Anggota DPR Desak Pemerintah Evaluasi Sistem Keselamatan Pelayaran
Tenggelamnya KM Rafelia II yang menelan enam korban jiwa termasuk nakhoda saat melintas di selat Bali pekan lalu disinyalir karena kapal tak layak.
Penulis: Muhammad Zulfikar
Editor: Gusti Sawabi
Laporan Wartawan Tribunnews.com, M Zulfikar
TRIBUNNEWS.COM, JAKARTA - Tenggelamnya Kapal Motor (KM) Rafelia II yang menelan enam korban jiwa termasuk nakhodanya saat melintas di selat Bali pekan lalu disinyalir karena kapal tidak layak untuk berlayar.
Kejadian tersebut harus diusut tuntas agar hal serupa tidak terulang lagi.
Menanggapi insiden itu, anggota Komisi V DPR RI, Anton Sihombing mendesak pemerintah untuk mengevaluasi sistem keselamatan pelayaran mengingat tingginya angka kecelakaan akibat kesalahan manusia. Menurutnya, evaluasi itu harus dilakukan secara menyeluruh karena sebagian besar kecelakaan kapal selama ini bukan akibat cuaca buruk, namun akibat ketidakdisiplinan nahkoda.
"Tenggelamnya Revelia II sebagai contoh bahwa masih buruknya pengelolaan syahbandar selama ini. Pelayaran itu harus dievaluasi karena kecelakaan kapal laut belakangan ini terjadi bukan akibat cuaca, tapi karena human error," kata Anton melalui pesan singkatnya, Kamis (10/3/2016).

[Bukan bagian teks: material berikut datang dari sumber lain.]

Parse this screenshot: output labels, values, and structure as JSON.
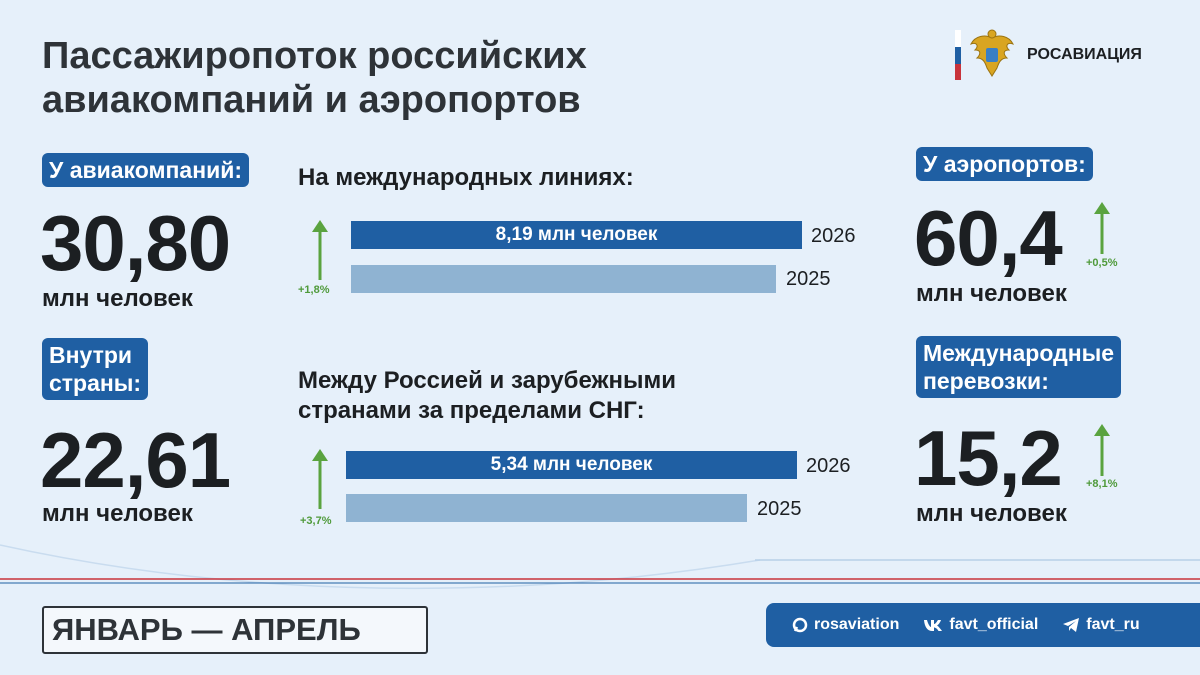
{
  "header": {
    "title_line1": "Пассажиропоток российских",
    "title_line2": "авиакомпаний и аэропортов",
    "logo_text": "РОСАВИАЦИЯ"
  },
  "airlines": {
    "label": "У авиакомпаний:",
    "value": "30,80",
    "unit": "млн человек"
  },
  "domestic": {
    "label_line1": "Внутри",
    "label_line2": "страны:",
    "value": "22,61",
    "unit": "млн человек"
  },
  "international_lines": {
    "heading": "На международных линиях:",
    "bar_label": "8,19 млн человек",
    "year_current": "2026",
    "year_previous": "2025",
    "change": "+1,8%"
  },
  "non_cis": {
    "heading_line1": "Между Россией и зарубежными",
    "heading_line2": "странами за пределами СНГ:",
    "bar_label": "5,34 млн человек",
    "year_current": "2026",
    "year_previous": "2025",
    "change": "+3,7%"
  },
  "airports": {
    "label": "У аэропортов:",
    "value": "60,4",
    "unit": "млн человек",
    "change": "+0,5%"
  },
  "intl_transport": {
    "label_line1": "Международные",
    "label_line2": "перевозки:",
    "value": "15,2",
    "unit": "млн человек",
    "change": "+8,1%"
  },
  "footer": {
    "period": "ЯНВАРЬ —  АПРЕЛЬ",
    "socials": [
      {
        "icon": "rosaviation-icon",
        "label": "rosaviation"
      },
      {
        "icon": "vk-icon",
        "label": "favt_official"
      },
      {
        "icon": "telegram-icon",
        "label": "favt_ru"
      }
    ]
  },
  "colors": {
    "accent": "#1f5fa3",
    "bar_light": "#8fb3d2",
    "growth": "#4f9a3a",
    "background": "#e6f0fa"
  }
}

Politikus Golkar itu mencontohkan banyaknya kapal Indonesia yang berlayar tanpa nahkoda yang memenuhi syarat berlayar. Belum lagi kecelakaan kappal karena nahkodanya berlayar tidak pada alur yang ditetapkan.
Anton menilai, kejadian itu sangat mempermalukan bangsa. Pasalnya, kecelakaan tersebut menunjukkan kemampuan SDM perwira pelayaran niaga sangat minimum.
Pria yang juga menjabat sebagai Ketua Umum Indonesia Maritime and Ocean (IMO) watch itu menyebutkan, selain melakukan evaluasi menyeluruh, pemerintah harus meningkatkan kualitas sekolah pelayaran. Dirinya menilai, sekolah pelaut harus lebih mengutamakan kualitas ketimbang kuantitas mengingat anggarannya yang cukup tinggi setiap tahunnya
"Bisa dibayangkan, anggaran untuk Badan Diklat SDM pelaut kita kita di Kemenhub pada 2016 ini lebih dari Rp 6 triliun. Anggaran sangat luar biasa besar dan itu tak ada gunanya kalau toh kapal sering kecelakaan dan tenggelam," tuturnya.
Dengan sekolah dan pelatihan itu, kata Anton, diharapkan tidak akan terjadi lagi tindakan tidak disiplin. Ia menyebutkan ketidakdisiplinan adalah kasus over draft atau kelebihan muatan kapal.
"Kejadian ini sangat memalukan kita semua. Kemampuan SDM dan kedisplinan nahkoda kapal juga sangat kurang. Syambandar juga begitu," katanya.
Anton pun meminta kepada perusahaan pelayanan jangan hanya mencari keuntungan sementara peralatan dan alat-alat keselamatan tidak layak berlayar. Perusahaan pemilik kapal jangan memaksakan kapalnya berangkat padahal kapal tidak aman.
"Syambandar disitu juga harus tegas. Jangan memberangkatkan kapal yang tak layak. Terlalu banyak yang dikorbankan bisa kapal tak layak tetap diberangkatkan," tegasnya.